Documents and Files
Document
A document is an individual piece of content that can be indexed and retrieved by from your search engine. Documents are a representation of your content that is stored in Silverstripe Search. Only content added into documents will be available to search on.
A document is made up of fields which have a key and a value. The key is the name of the field and this is the same for all documents within the engine. A field’s value represents the unique content of the document. For example your documents might have a key called title
which you use to store the title of your pages such as “Home Page”, “About Page” etc. An example document could look like:
Field key | Field value |
---|---|
title |
Home Page |
content |
Welcome to the home page |
url |
/ |
date_published |
2024-07-17 10:00:00 |
Giving your documents a structure like this, combined with a schema, allows you to use the full power of Silverstripe Search. In the above example, having a date_published allows you to create a search for all documents published after a certain date.

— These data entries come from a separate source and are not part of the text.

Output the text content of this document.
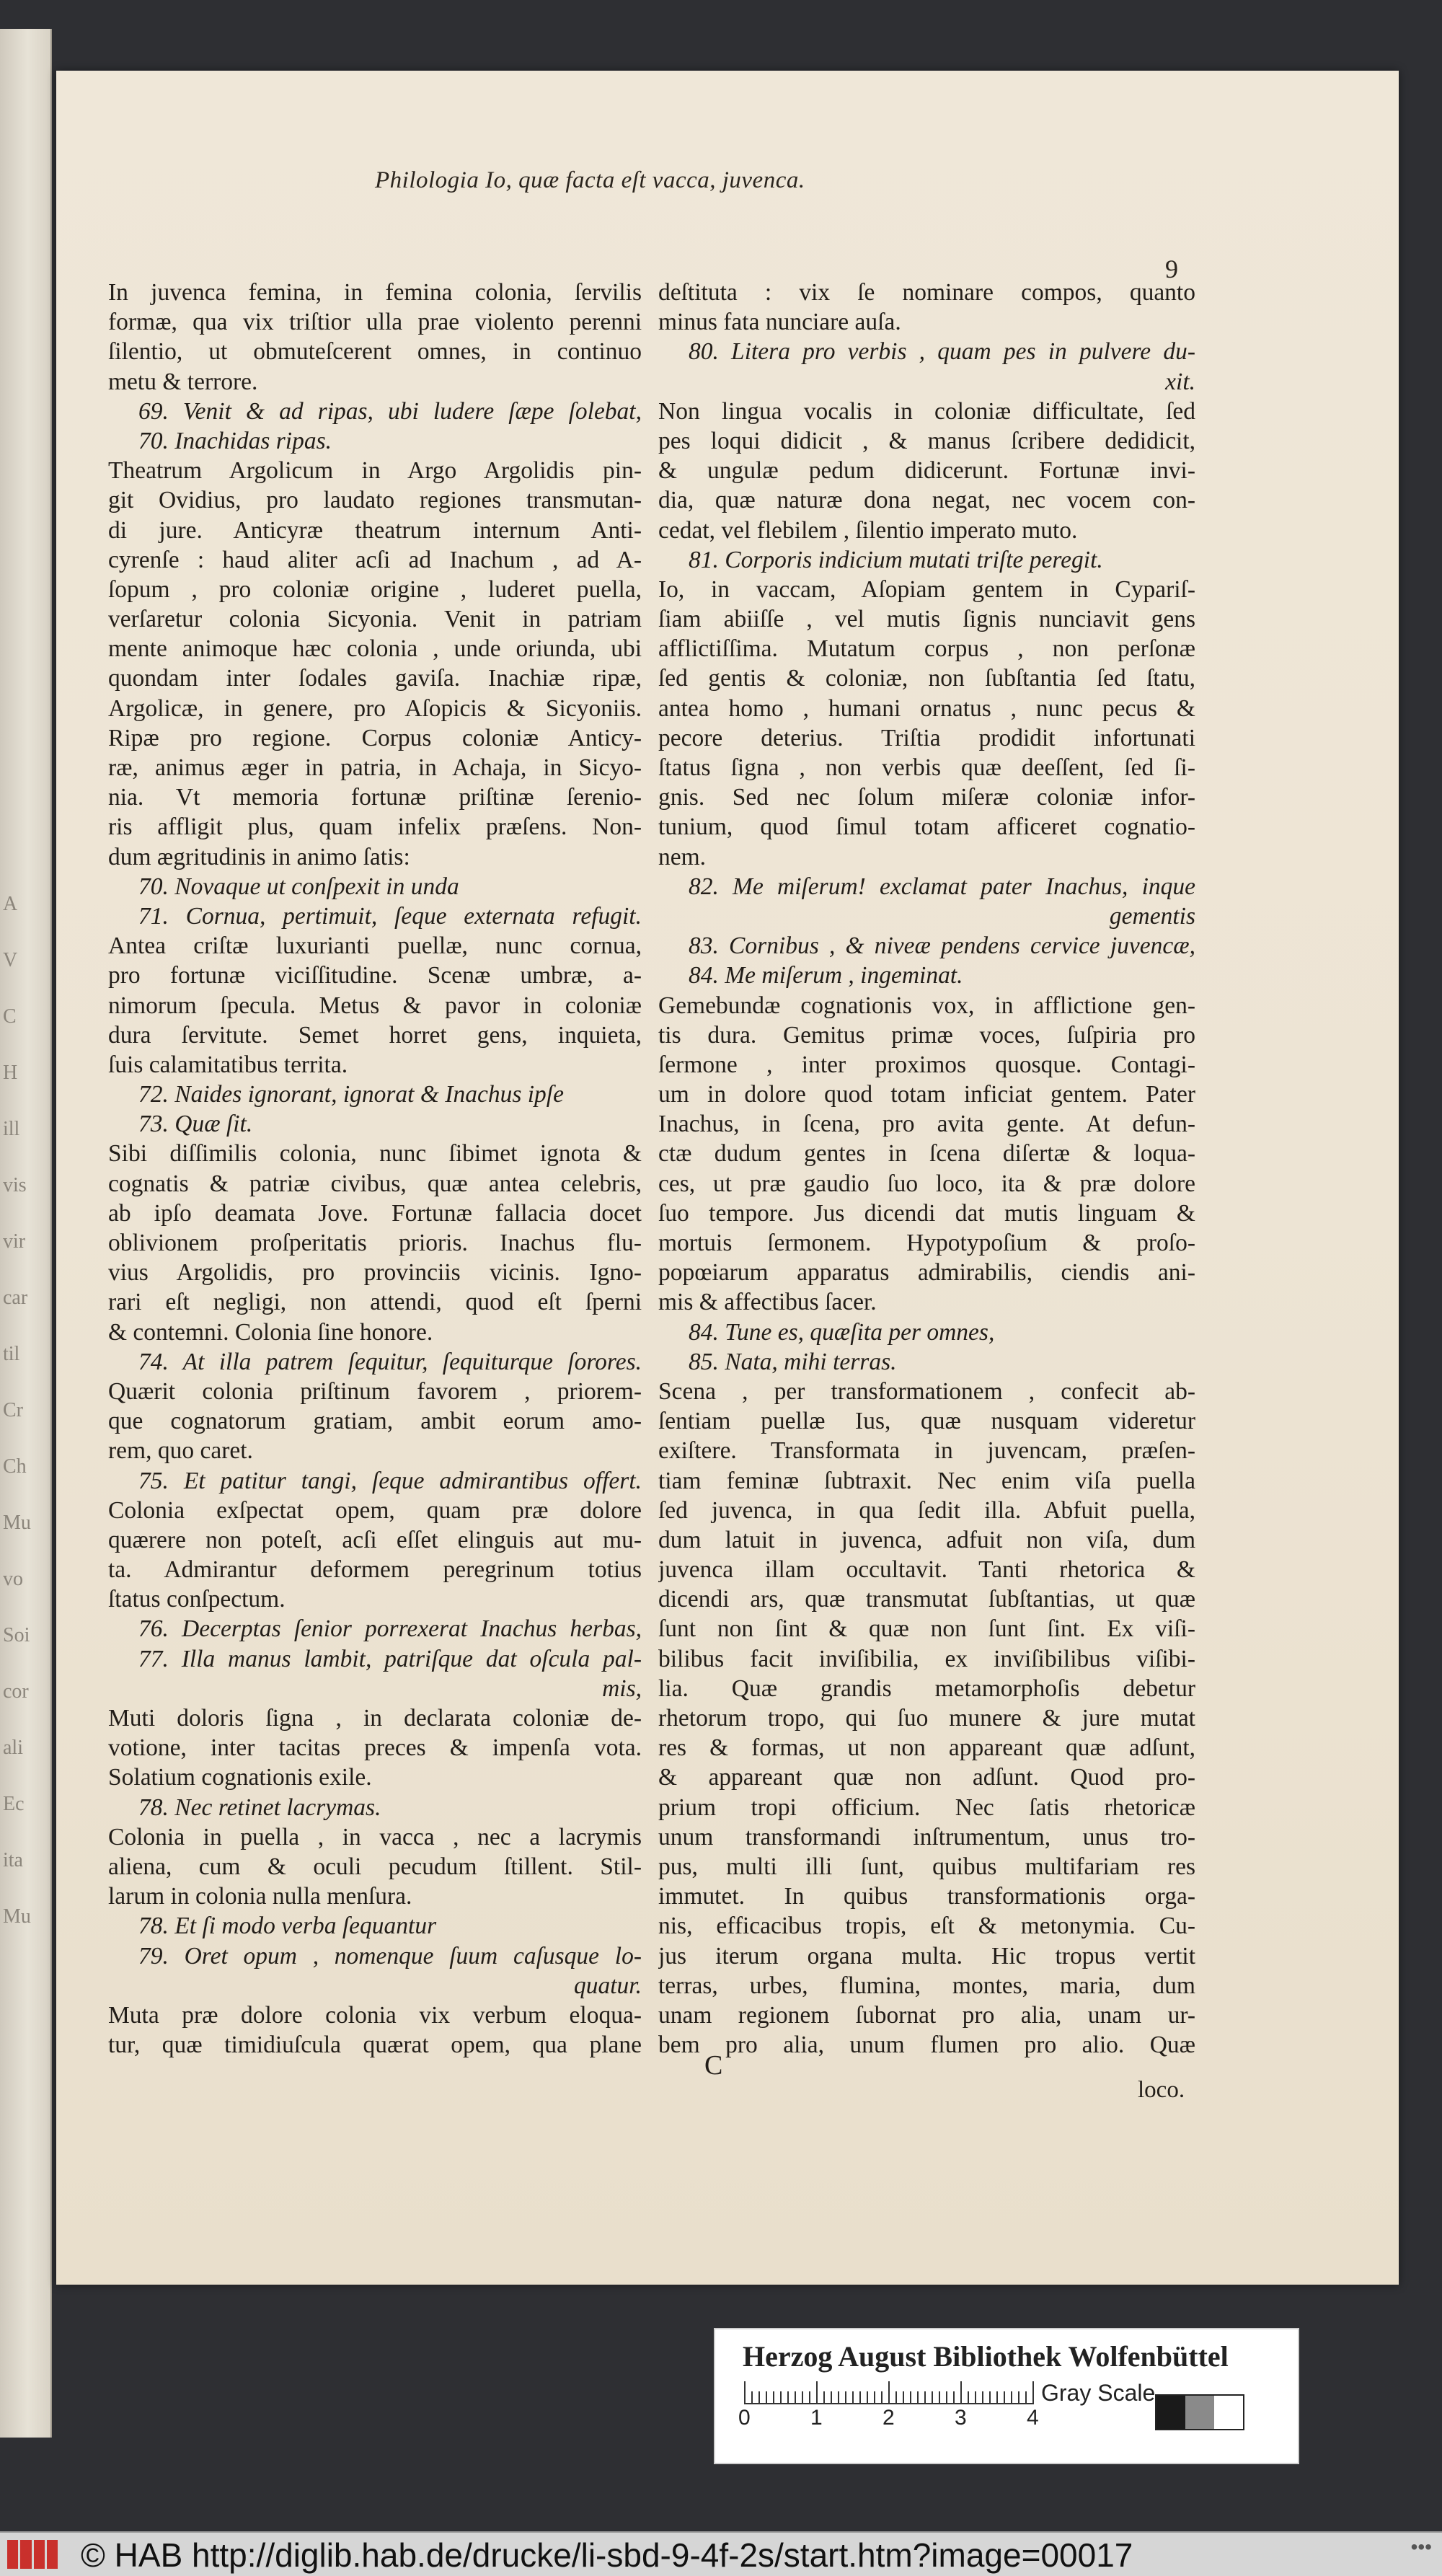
A
V
C
H
ill
vis
vir
car
til
Cr
Ch
Mu
vo
Soi
cor
ali
Ec
ita
Mu
Philologia Io, quæ facta eſt vacca, juvenca.
9
In juvenca femina, in femina colonia, ſervilis
formæ, qua vix triſtior ulla prae violento perenni
ſilentio, ut obmuteſcerent omnes, in continuo
metu & terrore.
69. Venit & ad ripas, ubi ludere ſæpe ſolebat,
70. Inachidas ripas.
Theatrum Argolicum in Argo Argolidis pin-
git Ovidius, pro laudato regiones transmutan-
di jure. Anticyræ theatrum internum Anti-
cyrenſe : haud aliter acſi ad Inachum , ad A-
ſopum , pro coloniæ origine , luderet puella,
verſaretur colonia Sicyonia. Venit in patriam
mente animoque hæc colonia , unde oriunda, ubi
quondam inter ſodales gaviſa. Inachiæ ripæ,
Argolicæ, in genere, pro Aſopicis & Sicyoniis.
Ripæ pro regione. Corpus coloniæ Anticy-
ræ, animus æger in patria, in Achaja, in Sicyo-
nia. Vt memoria fortunæ priſtinæ ſerenio-
ris affligit plus, quam infelix præſens. Non-
dum ægritudinis in animo ſatis:
70. Novaque ut conſpexit in unda
71. Cornua, pertimuit, ſeque externata refugit.
Antea criſtæ luxurianti puellæ, nunc cornua,
pro fortunæ viciſſitudine. Scenæ umbræ, a-
nimorum ſpecula. Metus & pavor in coloniæ
dura ſervitute. Semet horret gens, inquieta,
ſuis calamitatibus territa.
72. Naides ignorant, ignorat & Inachus ipſe
73. Quæ ſit.
Sibi diſſimilis colonia, nunc ſibimet ignota &
cognatis & patriæ civibus, quæ antea celebris,
ab ipſo deamata Jove. Fortunæ fallacia docet
oblivionem proſperitatis prioris. Inachus flu-
vius Argolidis, pro provinciis vicinis. Igno-
rari eſt negligi, non attendi, quod eſt ſperni
& contemni. Colonia ſine honore.
74. At illa patrem ſequitur, ſequiturque ſorores.
Quærit colonia priſtinum favorem , priorem-
que cognatorum gratiam, ambit eorum amo-
rem, quo caret.
75. Et patitur tangi, ſeque admirantibus offert.
Colonia exſpectat opem, quam præ dolore
quærere non poteſt, acſi eſſet elinguis aut mu-
ta. Admirantur deformem peregrinum totius
ſtatus conſpectum.
76. Decerptas ſenior porrexerat Inachus herbas,
77. Illa manus lambit, patriſque dat oſcula pal-
mis,
Muti doloris ſigna , in declarata coloniæ de-
votione, inter tacitas preces & impenſa vota.
Solatium cognationis exile.
78. Nec retinet lacrymas.
Colonia in puella , in vacca , nec a lacrymis
aliena, cum & oculi pecudum ſtillent. Stil-
larum in colonia nulla menſura.
78. Et ſi modo verba ſequantur
79. Oret opum , nomenque ſuum caſusque lo-
quatur.
Muta præ dolore colonia vix verbum eloqua-
tur, quæ timidiuſcula quærat opem, qua plane
deſtituta : vix ſe nominare compos, quanto
minus fata nunciare auſa.
80. Litera pro verbis , quam pes in pulvere du-
xit.
Non lingua vocalis in coloniæ difficultate, ſed
pes loqui didicit , & manus ſcribere dedidicit,
& ungulæ pedum didicerunt. Fortunæ invi-
dia, quæ naturæ dona negat, nec vocem con-
cedat, vel flebilem , ſilentio imperato muto.
81. Corporis indicium mutati triſte peregit.
Io, in vaccam, Aſopiam gentem in Cypariſ-
ſiam abiiſſe , vel mutis ſignis nunciavit gens
afflictiſſima. Mutatum corpus , non perſonæ
ſed gentis & coloniæ, non ſubſtantia ſed ſtatu,
antea homo , humani ornatus , nunc pecus &
pecore deterius. Triſtia prodidit infortunati
ſtatus ſigna , non verbis quæ deeſſent, ſed ſi-
gnis. Sed nec ſolum miſeræ coloniæ infor-
tunium, quod ſimul totam afficeret cognatio-
nem.
82. Me miſerum! exclamat pater Inachus, inque
gementis
83. Cornibus , & niveæ pendens cervice juvencæ,
84. Me miſerum , ingeminat.
Gemebundæ cognationis vox, in afflictione gen-
tis dura. Gemitus primæ voces, ſuſpiria pro
ſermone , inter proximos quosque. Contagi-
um in dolore quod totam inficiat gentem. Pater
Inachus, in ſcena, pro avita gente. At defun-
ctæ dudum gentes in ſcena diſertæ & loqua-
ces, ut præ gaudio ſuo loco, ita & præ dolore
ſuo tempore. Jus dicendi dat mutis linguam &
mortuis ſermonem. Hypotypoſium & proſo-
popœiarum apparatus admirabilis, ciendis ani-
mis & affectibus ſacer.
84. Tune es, quæſita per omnes,
85. Nata, mihi terras.
Scena , per transformationem , confecit ab-
ſentiam puellæ Ius, quæ nusquam videretur
exiſtere. Transformata in juvencam, præſen-
tiam feminæ ſubtraxit. Nec enim viſa puella
ſed juvenca, in qua ſedit illa. Abfuit puella,
dum latuit in juvenca, adfuit non viſa, dum
juvenca illam occultavit. Tanti rhetorica &
dicendi ars, quæ transmutat ſubſtantias, ut quæ
ſunt non ſint & quæ non ſunt ſint. Ex viſi-
bilibus facit inviſibilia, ex inviſibilibus viſibi-
lia. Quæ grandis metamorphoſis debetur
rhetorum tropo, qui ſuo munere & jure mutat
res & formas, ut non appareant quæ adſunt,
& appareant quæ non adſunt. Quod pro-
prium tropi officium. Nec ſatis rhetoricæ
unum transformandi inſtrumentum, unus tro-
pus, multi illi ſunt, quibus multifariam res
immutet. In quibus transformationis orga-
nis, efficacibus tropis, eſt & metonymia. Cu-
jus iterum organa multa. Hic tropus vertit
terras, urbes, flumina, montes, maria, dum
unam regionem ſubornat pro alia, unam ur-
bem pro alia, unum flumen pro alio. Quæ
C
loco.
Herzog August Bibliothek Wolfenbüttel
0	1	2	3	4
Gray Scale
© HAB http://diglib.hab.de/drucke/li-sbd-9-4f-2s/start.htm?image=00017	•••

Documents are added to an Engine programmatically, find out more in the Developer's guide.
Files
Silverstripe Search can search files such as PDF (.pdf
) and Microsoft Office (.docx
) documents. To do this it extracts the file content into a Silverstripe Search Document. You can send the file, with the help of a developer, in a special binary type field called _attachment
. The service will then extract the content it can process and put in the body
field. There is a 15MB limit on file size.
File content extraction is only supported on Tiers with Analyst features. For more information, see Features
Supported file types
.txt
.py
.rst
.html
.markdown
.json
.xml
.csv
.md
.ppt
.rtf
.docx
.odt
.xls
.xlsx
.rb
.paper
.sh
.pptx
.pdf
.doc